There is ongoing support for the market from the legions of canny buy to let investors who, shunning volatile equities based investments, have collectively ploughed billions of pounds into building investment property portfolios. Levels of private rental ownership are now at levels not seen since landlords were forced out of the market by rent controls in the 1960s and 70s. Many far sighted freelancers seem particularly attracted to the prospect of this potential rental income stream and view it as a viable exit strategy from the demands of a lifetime of freelancing. Reduced activity in the owner occupied sector has forced thousands of would be buyers into rented accommodation, inevitably filtering through to increased rental yields. These improved returns have made buy to let mortgages easier to apply for and service and landlords are using the current lack of buyers in the market to snap up properties more cheaply. Buy to Let represents a unique way for private individuals to ‘gear’ a long term investment, from which they enjoy the fruits, yet which they have largely used the banks money to fund.

Pension investment to boost housing market

Looking forward to next year there are also colossal sums waiting to hit the property market when the Inland Revenue abolish current rules and allow residential property to be held within a pension fund for the first time. Demoralised equities investors are expected to jump at the chance of switching to an asset class that they have already watched double in value over recent years. It will be possible to hold property both in the UK and abroad, very tax efficiently within the pension and once again investors have the opportunity to increase the size and likely impact of any investment by way of a gearing using a mortgage. Many clients are taking steps now to restructure their pensions ahead of these new opportunities. Of special interest are details emerging that mean there will be huge scope to pass the pension fund down the generations, ultimately opening up the prospect of avoiding inheritance tax on any property held within these arrangements.

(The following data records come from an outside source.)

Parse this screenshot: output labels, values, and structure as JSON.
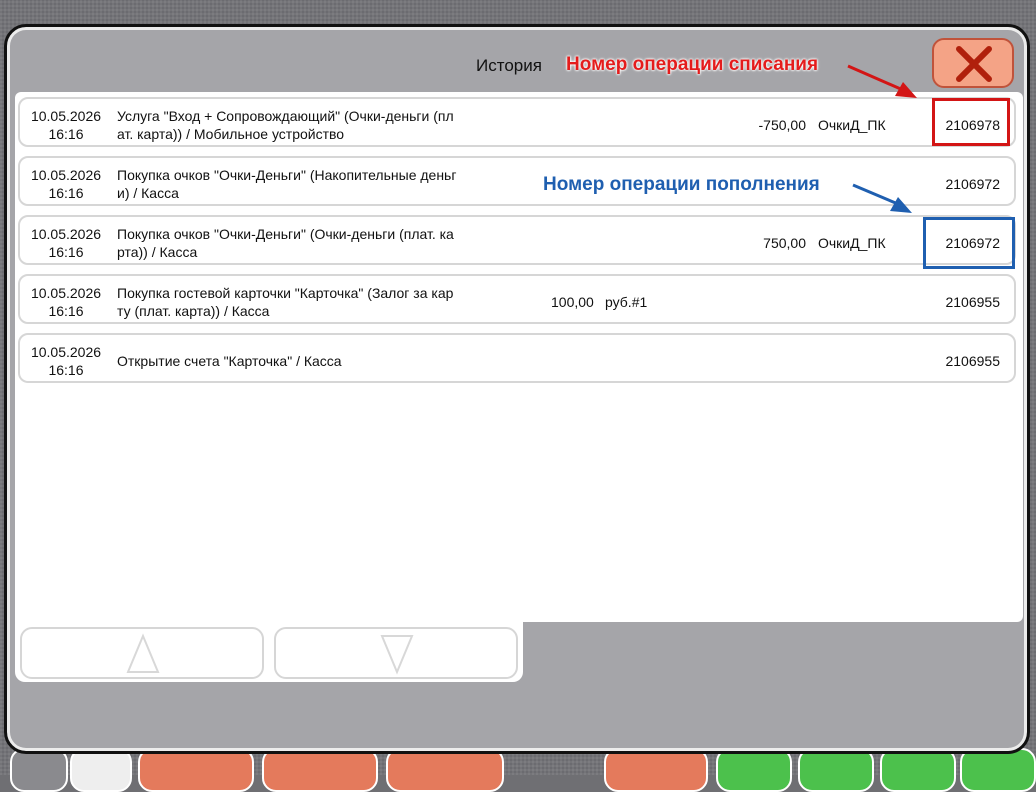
{
  "dialog": {
    "title": "История"
  },
  "annotations": {
    "debit": "Номер операции списания",
    "credit": "Номер операции пополнения",
    "debit_color": "#e41c1c",
    "credit_color": "#1f5fb0"
  },
  "rows": [
    {
      "date": "10.05.2026",
      "time": "16:16",
      "desc_line1": "Услуга \"Вход + Сопровождающий\" (Очки-деньги (пл",
      "desc_line2": "ат. карта)) / Мобильное устройство",
      "amount": "-750,00",
      "currency": "ОчкиД_ПК",
      "operation": "2106978"
    },
    {
      "date": "10.05.2026",
      "time": "16:16",
      "desc_line1": "Покупка очков \"Очки-Деньги\" (Накопительные деньг",
      "desc_line2": "и) / Касса",
      "amount": "",
      "currency": "",
      "operation": "2106972"
    },
    {
      "date": "10.05.2026",
      "time": "16:16",
      "desc_line1": "Покупка очков \"Очки-Деньги\" (Очки-деньги (плат. ка",
      "desc_line2": "рта)) / Касса",
      "amount": "750,00",
      "currency": "ОчкиД_ПК",
      "operation": "2106972"
    },
    {
      "date": "10.05.2026",
      "time": "16:16",
      "desc_line1": "Покупка гостевой карточки \"Карточка\" (Залог за кар",
      "desc_line2": "ту (плат. карта)) / Касса",
      "amount": "100,00",
      "currency": "руб.#1",
      "operation": "2106955"
    },
    {
      "date": "10.05.2026",
      "time": "16:16",
      "desc_line1": "Открытие счета \"Карточка\" / Касса",
      "desc_line2": "",
      "amount": "",
      "currency": "",
      "operation": "2106955"
    }
  ],
  "icons": {
    "close": "close-icon",
    "up": "triangle-up-icon",
    "down": "triangle-down-icon"
  }
}
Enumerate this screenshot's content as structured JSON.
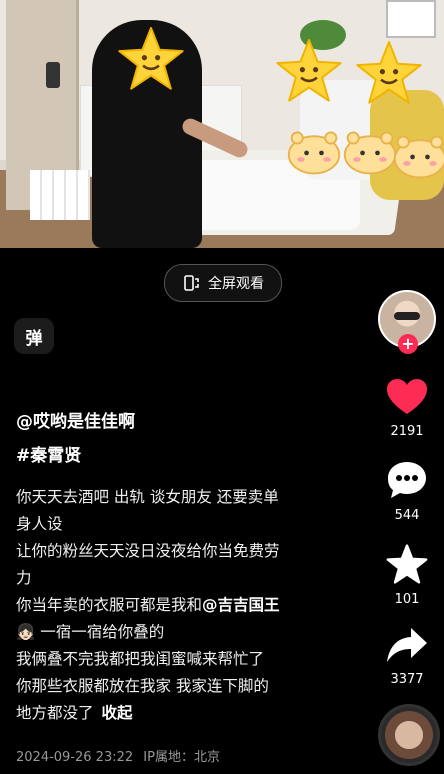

The evidence is therefore far from convincing from those who suggest that the housing market is set for a major correction in 2005 and whilst the meteoric rises of recent years are unlikely to continue, talk of an early 90s style slump seems overplayed. The Great British love affair with property looks far too engrained in our psyche to be dented by a few gloomy headlines and for the brave there may be bargains to be picked up in the coming months.

Mortgage competition increases

The undoubted priority for freelancers must be to ensure that the financing of any property remains at the most competitive interest rate possible. With fewer purchasers around, banks and building societies will be even keener to attract new business by poaching borrowers from their competitors and we are already seeing loss leading remortgage rates from several of the big players, eager to kick start their 2005 sales campaigns. With 2 million borrowers facing the prospect of the expiry of fixed and discounted rates or of annual adjustments to mortgage interest payments, there will be an unprecedented battle to attract those borrowers who are willing to seize the opportunities to make savings on their mortgage costs. The lenders may refer to such mercenary borrowers as ‘rate tarts’ but this really is a case of playing the lenders at their own game to achieve the best results.

In 12 months time, when we look back over 2005, we may be able to agree that some sanity has returned to the markets again but that fundamentally there’s still “nowt like bricks and mortar” for long term returns and security.